FIG. 5B illustrates steps for performing database performance analysis. In step 506, a table is generated that contains entries for database performance values in different categories. In step 507, performance criteria are obtained that specify, for example, error levels and warning levels for each performance category. Step 508, comprising steps 508A-508D, is performed for each entry in the performance table generated in step 506. In step 508A, the performance value for one entry in the table is compared with the corresponding error level. If the performance value is above the specified error level, an error message is written to the logfile in step 508B, and the process continues at step 509. If, in step 508A, the performance value is not above the error level, then the performance value is compared with the warning level in step 508C. If the performance value is above the error level, a warning message is written to the logfile in step 508D before proceeding to step 509. If the performance value is not above the warning level in step 508C, the process continues at step 509.

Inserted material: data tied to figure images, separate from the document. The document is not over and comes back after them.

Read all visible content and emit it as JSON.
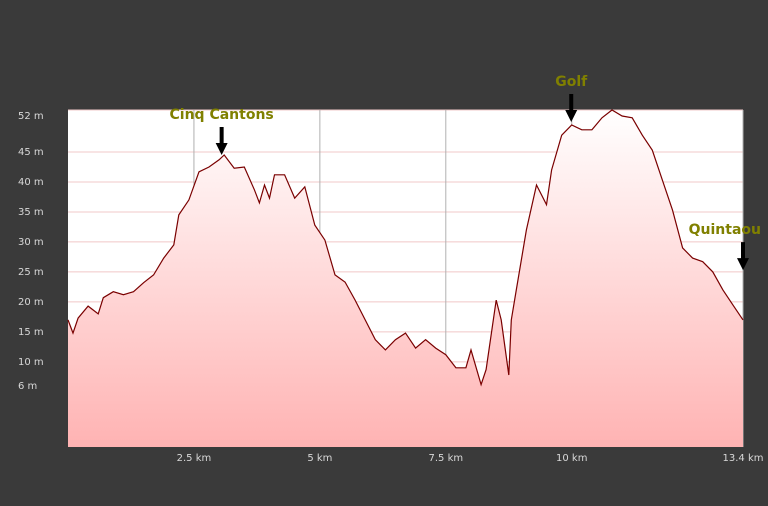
{
  "chart_data": {
    "type": "area",
    "x": [
      0,
      0.1,
      0.2,
      0.4,
      0.6,
      0.7,
      0.9,
      1.1,
      1.3,
      1.5,
      1.7,
      1.9,
      2.1,
      2.2,
      2.4,
      2.6,
      2.8,
      3.0,
      3.1,
      3.3,
      3.5,
      3.7,
      3.8,
      3.9,
      4.0,
      4.1,
      4.3,
      4.5,
      4.7,
      4.9,
      5.1,
      5.3,
      5.5,
      5.7,
      5.9,
      6.1,
      6.3,
      6.5,
      6.7,
      6.9,
      7.1,
      7.3,
      7.5,
      7.7,
      7.9,
      8.0,
      8.2,
      8.3,
      8.5,
      8.6,
      8.75,
      8.8,
      8.9,
      9.1,
      9.3,
      9.5,
      9.6,
      9.8,
      10.0,
      10.2,
      10.4,
      10.6,
      10.8,
      11.0,
      11.2,
      11.4,
      11.6,
      11.8,
      12.0,
      12.2,
      12.4,
      12.6,
      12.8,
      13.0,
      13.2,
      13.4
    ],
    "series": [
      {
        "color": "#7a0000",
        "values": [
          17,
          14.8,
          17.3,
          19.3,
          18,
          20.7,
          21.7,
          21.2,
          21.7,
          23.2,
          24.5,
          27.3,
          29.5,
          34.5,
          37,
          41.7,
          42.5,
          43.7,
          44.5,
          42.3,
          42.5,
          38.7,
          36.5,
          39.5,
          37.3,
          41.2,
          41.2,
          37.3,
          39.2,
          32.8,
          30.3,
          24.5,
          23.3,
          20.3,
          17,
          13.7,
          12,
          13.7,
          14.8,
          12.3,
          13.7,
          12.3,
          11.2,
          9,
          9,
          12,
          6.2,
          8.7,
          20.3,
          17,
          7.8,
          17,
          22,
          32,
          39.5,
          36.2,
          42,
          47.8,
          49.5,
          48.7,
          48.7,
          50.7,
          52,
          51,
          50.7,
          47.8,
          45.3,
          40.3,
          35.3,
          29,
          27.3,
          26.7,
          25,
          22,
          19.5,
          17
        ]
      }
    ],
    "fill_color": "#ffb3b3",
    "xlim": [
      0,
      13.4
    ],
    "ylim": [
      -4.2,
      52
    ],
    "xticks": [
      {
        "value": 2.5,
        "label": "2.5 km"
      },
      {
        "value": 5,
        "label": "5 km"
      },
      {
        "value": 7.5,
        "label": "7.5 km"
      },
      {
        "value": 10,
        "label": "10 km"
      },
      {
        "value": 13.4,
        "label": "13.4 km"
      }
    ],
    "yticks": [
      {
        "value": 52,
        "label": "52 m"
      },
      {
        "value": 45,
        "label": "45 m"
      },
      {
        "value": 40,
        "label": "40 m"
      },
      {
        "value": 35,
        "label": "35 m"
      },
      {
        "value": 30,
        "label": "30 m"
      },
      {
        "value": 25,
        "label": "25 m"
      },
      {
        "value": 20,
        "label": "20 m"
      },
      {
        "value": 15,
        "label": "15 m"
      },
      {
        "value": 10,
        "label": "10 m"
      },
      {
        "value": 6,
        "label": "6 m"
      }
    ],
    "grid": true,
    "annotations": [
      {
        "label": "Cinq Cantons",
        "x": 3.05,
        "y": 44.5
      },
      {
        "label": "Golf",
        "x": 9.99,
        "y": 50
      },
      {
        "label": "Quintaou",
        "x": 13.4,
        "y": 25.3
      }
    ]
  }
}
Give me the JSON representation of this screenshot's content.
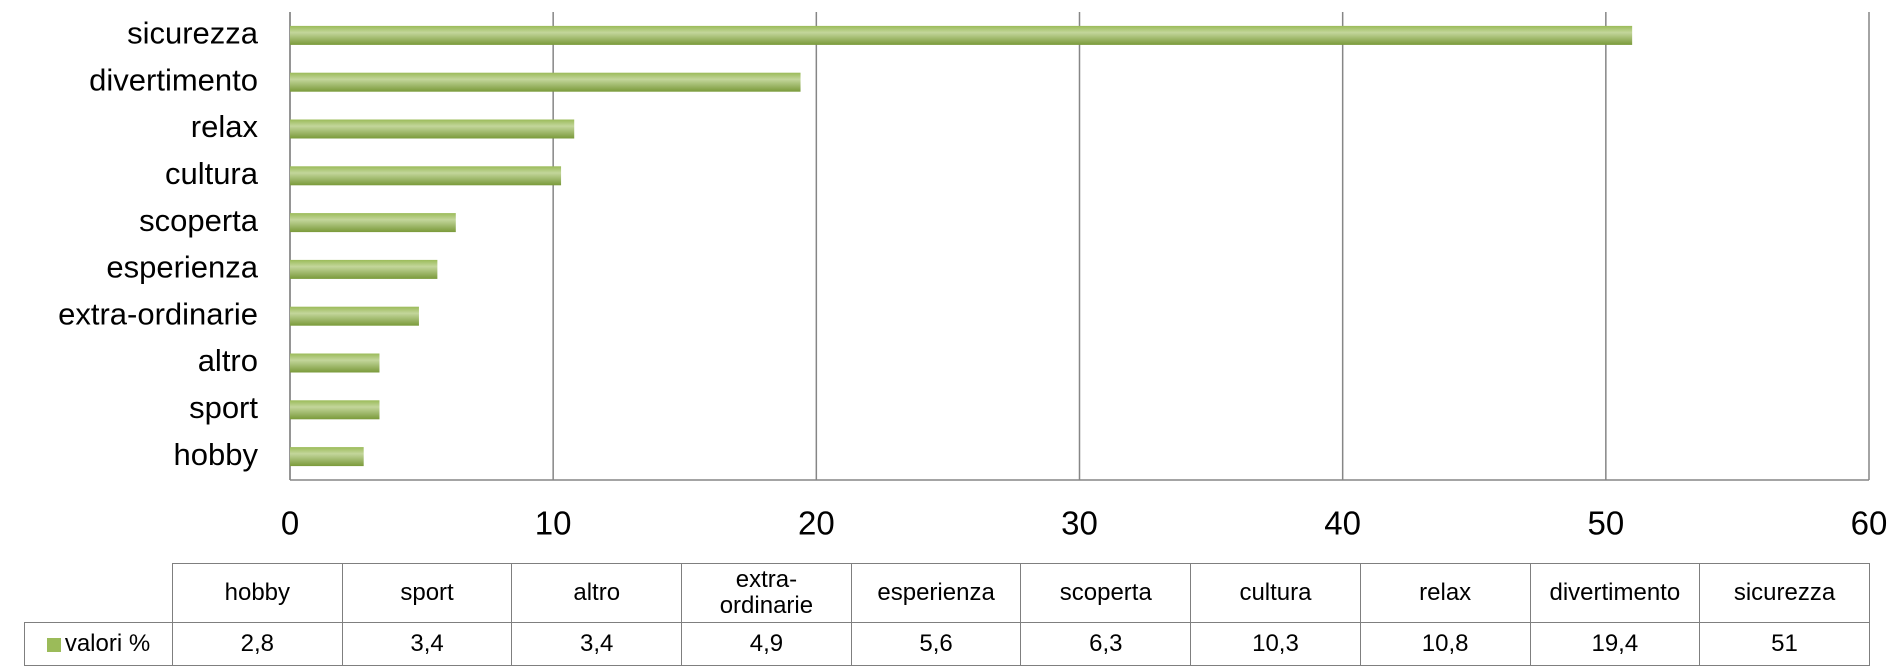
{
  "chart_data": {
    "type": "bar",
    "orientation": "horizontal",
    "categories": [
      "hobby",
      "sport",
      "altro",
      "extra-ordinarie",
      "esperienza",
      "scoperta",
      "cultura",
      "relax",
      "divertimento",
      "sicurezza"
    ],
    "series": [
      {
        "name": "valori %",
        "color": "#9bbb59",
        "values": [
          2.8,
          3.4,
          3.4,
          4.9,
          5.6,
          6.3,
          10.3,
          10.8,
          19.4,
          51
        ],
        "value_labels": [
          "2,8",
          "3,4",
          "3,4",
          "4,9",
          "5,6",
          "6,3",
          "10,3",
          "10,8",
          "19,4",
          "51"
        ]
      }
    ],
    "xlim": [
      0,
      60
    ],
    "xticks": [
      0,
      10,
      20,
      30,
      40,
      50,
      60
    ],
    "grid": true,
    "data_table": true
  }
}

 Step 509, comprising steps 509A-509B, is performed for each hard drive upon which the database is spread. In step 509A, the free space of the hard drive is compared with a minimum space threshold value needed to support the database. If the free space available does not meet the minimum space threshold value, a warning message is written to the logfile in step 509B.
FIG. 5C illustrates one method for fixing tables in accordance with an embodiment of the invention. In step 510, the database maintenance/diagnostic process 204 opens the list of tables that can be automatically fixed. In step 511, the first table listed is selected for fixing. In step 512, a DDL script is generated that will rebuild the primary keys of the table, and, in step 513, a DDL script is similarly generated to rebuild the table's foreign keys.
 In step 514, the table data is exported to an export file and, in step 515, the table is dropped. In step 516, the table data in the export file is imported back in. In steps 517 and 518, respectively, the primary key and foreign key rebuild scripts are run to fix the table. In step 519, if the current table is not the last table on the list, the next table is selected and the process continues at step 512; otherwise, the process continues in step 404 of FIG. 4.
 One possible implementation of database maintenance/diagnostic process 204 is described in Appendix A, with corresponding pseudo-code and source code, under the heading “hwb.exe: Health and Well-Being Utility.”
 Thus, a database sizing and diagnostic utility has been described in conjunction with one or more embodiments. The invention is defined by the claims and their full scope of equivalents.
FIG. 1 is a block diagram of a general-purpose computer upon which an embodiment of the invention may be implemented.
FIG. 2 is a block diagram of an embodiment of the invention.
FIG. 3 is a flow diagram of a sizing process in accordance with an embodiment of the invention.
FIG. 4 is a flow diagram of a maintenance process in accordance with an embodiment of the invention.
 FIGS. 5A-5C are flow diagrams of steps within the process of FIG. 4.